Learn more about growing tomatoes in Botanical Interests’ Tomato: Sow and Grow Article.
Tomatoes for any Space
Short or bush tomatoes are usually determinate types that stop growing when their top growth produces flowers, and all of their fruit is produced around the same time. These types are ideal for containers, small spaces, and for harvesting a lot of fruit at once to can or freeze.
Tall or pole tomatoes are indeterminate types. Because they can reach 6’ or more, resembling more of a vine than a bush, some sort of support is ideal. Indeterminate tomatoes keep growing and producing flowers and fruit on their growing tips until freezing temperatures set in. Because of their height, growing these in containers can be a top-heavy challenge.

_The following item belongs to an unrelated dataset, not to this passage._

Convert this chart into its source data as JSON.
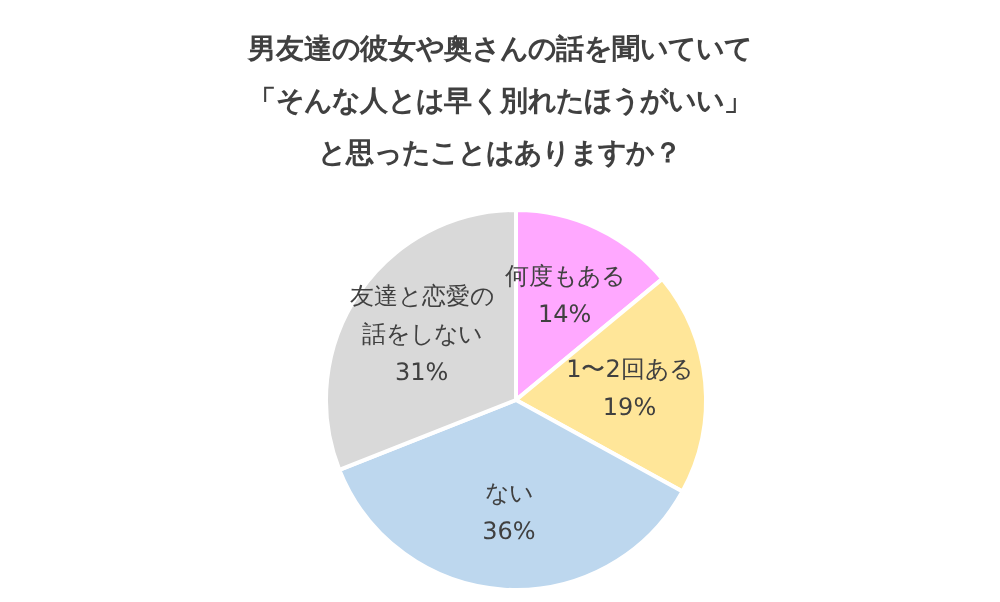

Tips for Growing Tomatoes in Containers
- Go big! Choose containers that are 4 gallons or larger to accommodate the large root system of a tomato plant.
- Stake or cage your bush tomatoes to prevent damage from wind and keep fruit off the soil, which can cause damage.
- Sow a few successions of bush/determinate tomatoes 3 weeks apart to keep the harvest coming!
Tips for Growing Tall Tomatoes
- Trellising saves space as compared to caging. You can plant tomatoes at almost half the spacing and they will be narrower on a trellis.
- Choose tall, sturdy cages and consider adding a stake to secure them in the ground. Remember, pole tomatoes can get 6’ tall or taller and that is a lot of weight.
- Harvest frequently to keep plants producing more fruit.